The nutrient solution and its preparation also correspond to that shown in Example 3. Two stainless steel fermenters (gross volume 720I), each filled with 500I nutrient solution, are used.

The inoculum amount and the process regime are also the same as in Example 3. In a fermentation batch, an addition of 10 mg.l ^{-1 of} phosphate-phosphorus (as potassium dehydrogen phosphate) in the form of a sterilized aqueous solution is carried out at the 12th fermentation hour. The other fermentation batch receives no addition.

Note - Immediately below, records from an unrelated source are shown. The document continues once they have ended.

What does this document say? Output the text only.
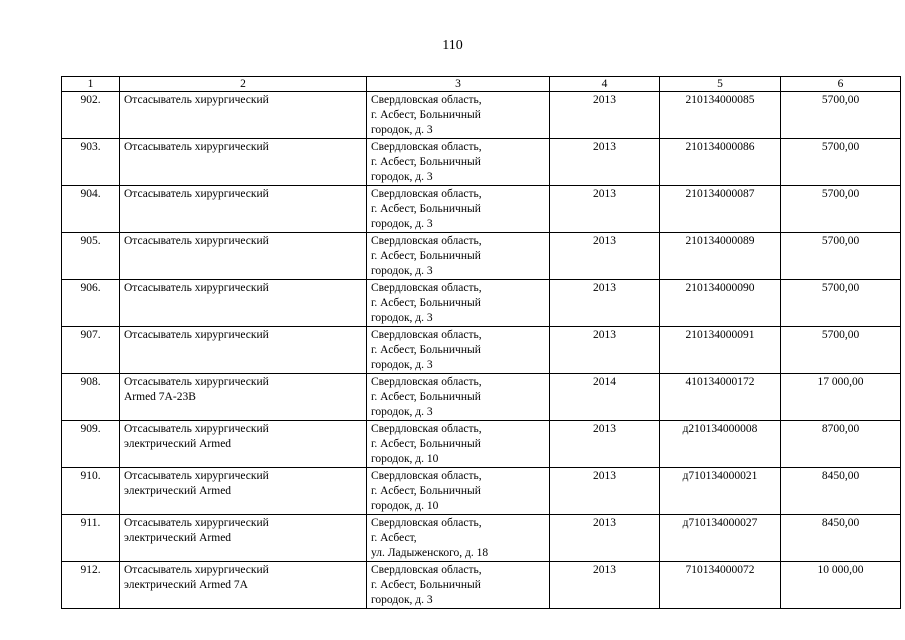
110
1	2	3	4	5	6
902.	Отсасыватель хирургический	Свердловская область,
г. Асбест, Больничный
городок, д. 3	2013	210134000085	5700,00
903.	Отсасыватель хирургический	Свердловская область,
г. Асбест, Больничный
городок, д. 3	2013	210134000086	5700,00
904.	Отсасыватель хирургический	Свердловская область,
г. Асбест, Больничный
городок, д. 3	2013	210134000087	5700,00
905.	Отсасыватель хирургический	Свердловская область,
г. Асбест, Больничный
городок, д. 3	2013	210134000089	5700,00
906.	Отсасыватель хирургический	Свердловская область,
г. Асбест, Больничный
городок, д. 3	2013	210134000090	5700,00
907.	Отсасыватель хирургический	Свердловская область,
г. Асбест, Больничный
городок, д. 3	2013	210134000091	5700,00
908.	Отсасыватель хирургический
Armed 7A-23B	Свердловская область,
г. Асбест, Больничный
городок, д. 3	2014	410134000172	17 000,00
909.	Отсасыватель хирургический
электрический Armed	Свердловская область,
г. Асбест, Больничный
городок, д. 10	2013	д210134000008	8700,00
910.	Отсасыватель хирургический
электрический Armed	Свердловская область,
г. Асбест, Больничный
городок, д. 10	2013	д710134000021	8450,00
911.	Отсасыватель хирургический
электрический Armed	Свердловская область,
г. Асбест,
ул. Ладыженского, д. 18	2013	д710134000027	8450,00
912.	Отсасыватель хирургический
электрический Armed 7A	Свердловская область,
г. Асбест, Больничный
городок, д. 3	2013	710134000072	10 000,00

In the biological test, the following different rapidly increasing nourseothricin concentrations were determined in the culture solutions:

fermentation hours nourseothricin r ¹ ) With (H) (G· Phosphate-phosphorus additive 4.1 without 5.6 3.8 7.4 68th 4.9 7.5 92nd 6.1 116th 7.1 140th

Example 7

The pre-cultivation is carried out as described in Example 3; The strain ZIMET 43708 is also used. To the main culture, a stainless steel fermentor (gross volume 720I) is used, which is filled with 500I nutrient solution of 1 liter of tap water composition: corn starch 62.5g, glucose 2.5g, soybean meal 16g, ammonium sulphate 11g, magnesium sulphate 2g, sodium chloride 1g, calcium carbonate 6g , Aluminum sulfate hydrate 0.13g, polypropylene glycol 0.5g. The acidity of the solution is adjusted to pH 6.2 before sterilization. Sterilization is carried out by heating to 120 ° C for 15 minutes. After cooling to 29 ° C, the starting acidity of the nutrient medium is adjusted to the pH 6.8 ± 0.1 with sulfuric acid before inoculation.

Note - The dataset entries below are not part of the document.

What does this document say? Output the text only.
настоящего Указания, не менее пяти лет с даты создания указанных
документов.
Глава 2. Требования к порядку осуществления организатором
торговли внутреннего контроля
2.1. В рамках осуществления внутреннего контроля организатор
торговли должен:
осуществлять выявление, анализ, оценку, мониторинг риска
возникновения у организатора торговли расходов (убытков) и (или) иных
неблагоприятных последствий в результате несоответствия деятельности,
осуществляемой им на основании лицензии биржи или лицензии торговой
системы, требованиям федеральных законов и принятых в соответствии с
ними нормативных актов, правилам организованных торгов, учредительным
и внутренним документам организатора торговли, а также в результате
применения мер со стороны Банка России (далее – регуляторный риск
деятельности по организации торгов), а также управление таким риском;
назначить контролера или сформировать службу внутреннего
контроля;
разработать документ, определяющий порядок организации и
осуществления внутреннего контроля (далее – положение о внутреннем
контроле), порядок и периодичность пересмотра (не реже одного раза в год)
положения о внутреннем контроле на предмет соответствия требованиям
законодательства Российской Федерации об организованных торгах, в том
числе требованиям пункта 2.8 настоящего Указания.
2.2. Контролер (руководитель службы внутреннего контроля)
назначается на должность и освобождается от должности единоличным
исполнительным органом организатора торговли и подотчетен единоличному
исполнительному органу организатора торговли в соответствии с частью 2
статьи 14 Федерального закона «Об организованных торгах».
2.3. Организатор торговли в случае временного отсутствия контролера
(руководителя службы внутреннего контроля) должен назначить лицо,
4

The main fermentation batch inoculated with 4% inoculum from the second preemergence stage is at 0.03 for 116 hours to 29 ° C, an aeration rate of 0.5WM (0th to 20th hour) and 1.0WM (20th to 116th hour) MPa overpressure with stirring cultivated at 320 rpm. The acidity of the culture solution is kept constant at a pH of 6.0 ± 0.3 with 25% ammonium hydroxide solution after physiologically induced slow decrease from the starting pH. In the biological test, the following product concentrations were determined in the culture solution: fermentation hour nourseothricin <h) (gr ¹ )

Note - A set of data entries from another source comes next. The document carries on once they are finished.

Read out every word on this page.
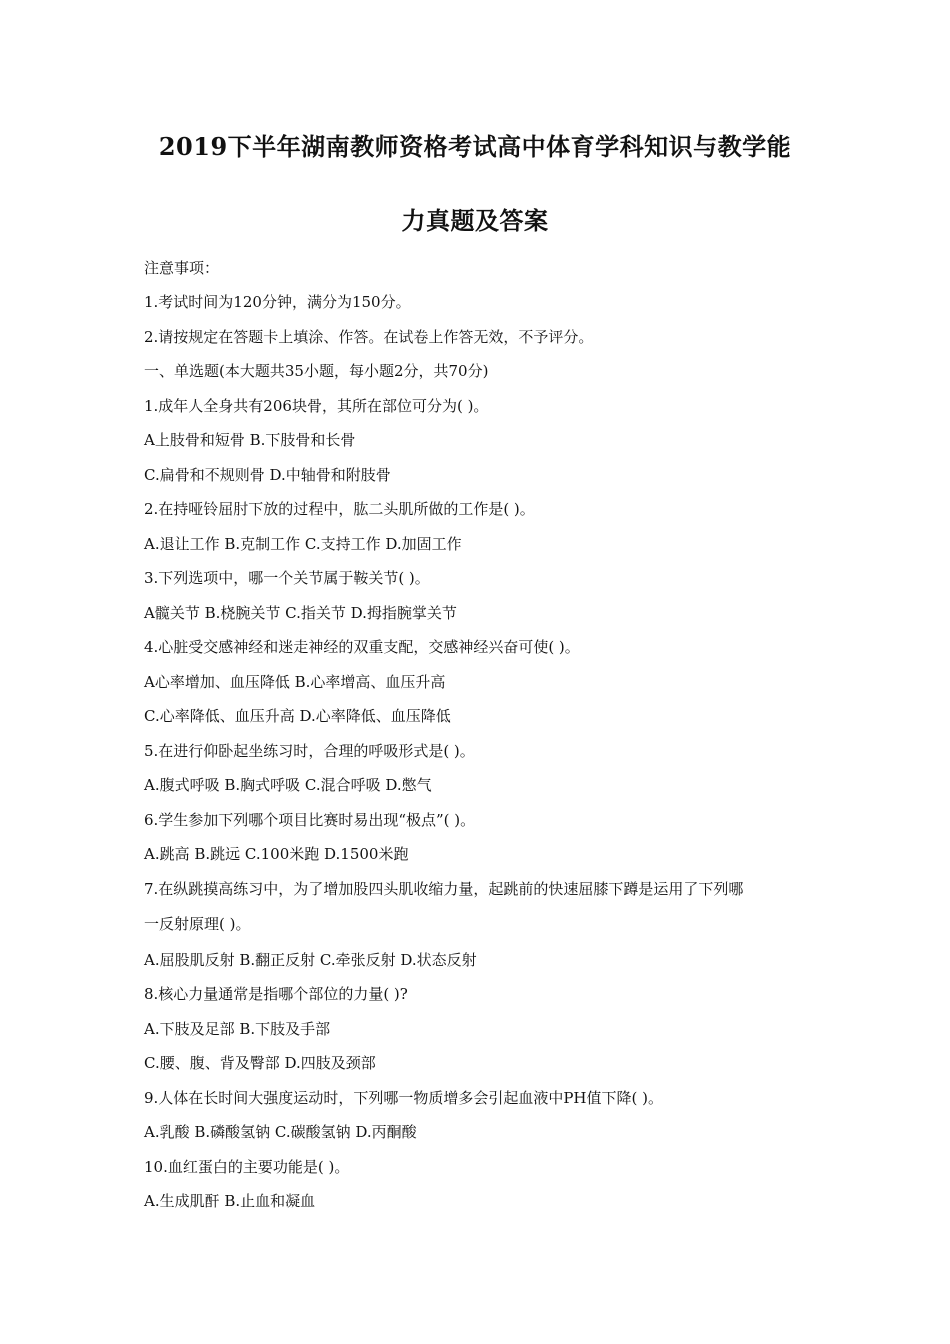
2019下半年湖南教师资格考试高中体育学科知识与教学能
力真题及答案
注意事项：
1.考试时间为120分钟，满分为150分。
2.请按规定在答题卡上填涂、作答。在试卷上作答无效，不予评分。
一、单选题(本大题共35小题，每小题2分，共70分)
1.成年人全身共有206块骨，其所在部位可分为( )。
A上肢骨和短骨 B.下肢骨和长骨
C.扁骨和不规则骨 D.中轴骨和附肢骨
2.在持哑铃屈肘下放的过程中，肱二头肌所做的工作是( )。
A.退让工作 B.克制工作 C.支持工作 D.加固工作
3.下列选项中，哪一个关节属于鞍关节( )。
A髋关节 B.桡腕关节 C.指关节 D.拇指腕掌关节
4.心脏受交感神经和迷走神经的双重支配，交感神经兴奋可使( )。
A心率增加、血压降低 B.心率增高、血压升高
C.心率降低、血压升高 D.心率降低、血压降低
5.在进行仰卧起坐练习时，合理的呼吸形式是( )。
A.腹式呼吸 B.胸式呼吸 C.混合呼吸 D.憋气
6.学生参加下列哪个项目比赛时易出现“极点”( )。
A.跳高 B.跳远 C.100米跑 D.1500米跑
7.在纵跳摸高练习中，为了增加股四头肌收缩力量，起跳前的快速屈膝下蹲是运用了下列哪
一反射原理( )。
A.屈股肌反射 B.翻正反射 C.牵张反射 D.状态反射
8.核心力量通常是指哪个部位的力量( )?
A.下肢及足部 B.下肢及手部
C.腰、腹、背及臀部 D.四肢及颈部
9.人体在长时间大强度运动时，下列哪一物质增多会引起血液中PH值下降( )。
A.乳酸 B.磷酸氢钠 C.碳酸氢钠 D.丙酮酸
10.血红蛋白的主要功能是( )。
A.生成肌酐 B.止血和凝血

44th 2.5 68th 4.9 92nd 7.2 116th 9.3

Claims (4)

Invention claim: 1. A method for the fermentative production of Nourseothricin with strains of Streptomyces noursei under submerged aerobic culture conditions in a medium with suitable carbon and nitrogen sources and sufficient concentrations of mineral salts at a temperature of 28 ° ^{C to} 32 ° C while maintaining the acidity of the culture solution at a fixed limit in the Range of pH 5.0 to 8.0, characterized in that power mutants or selectants of Streptomyces noursei with sufficiently high amylolytic activity are used and culturing for 72 to 196 hours using low-hexose, especially low-glucose, di- and / or oligomeric and / or polymer-containing carbohydrate sources, but also without the presence of specific inhibitors of the respiratory chain or the amino acid transport takes place. 2. The method according to item 1, characterized in that are used as strains of Streptomyces noursei with sufficiently high amylolytic activity, the strains ZIMET 43700, ZIMET 43701 or ZIMET 43708. 3. The method according to item 1 and 2, characterized in that is used as a hexose, polymer-containing carbohydrate source starch, preferably corn starch. 4. The method according to item 1, 2, and 3, characterized in that the starch in a manner known per se treatment to increase the fluidity of their aqueous suspensions in full amount at the start of fermentation and / or in portions or continuously during of the fermentation process is added to the culture medium.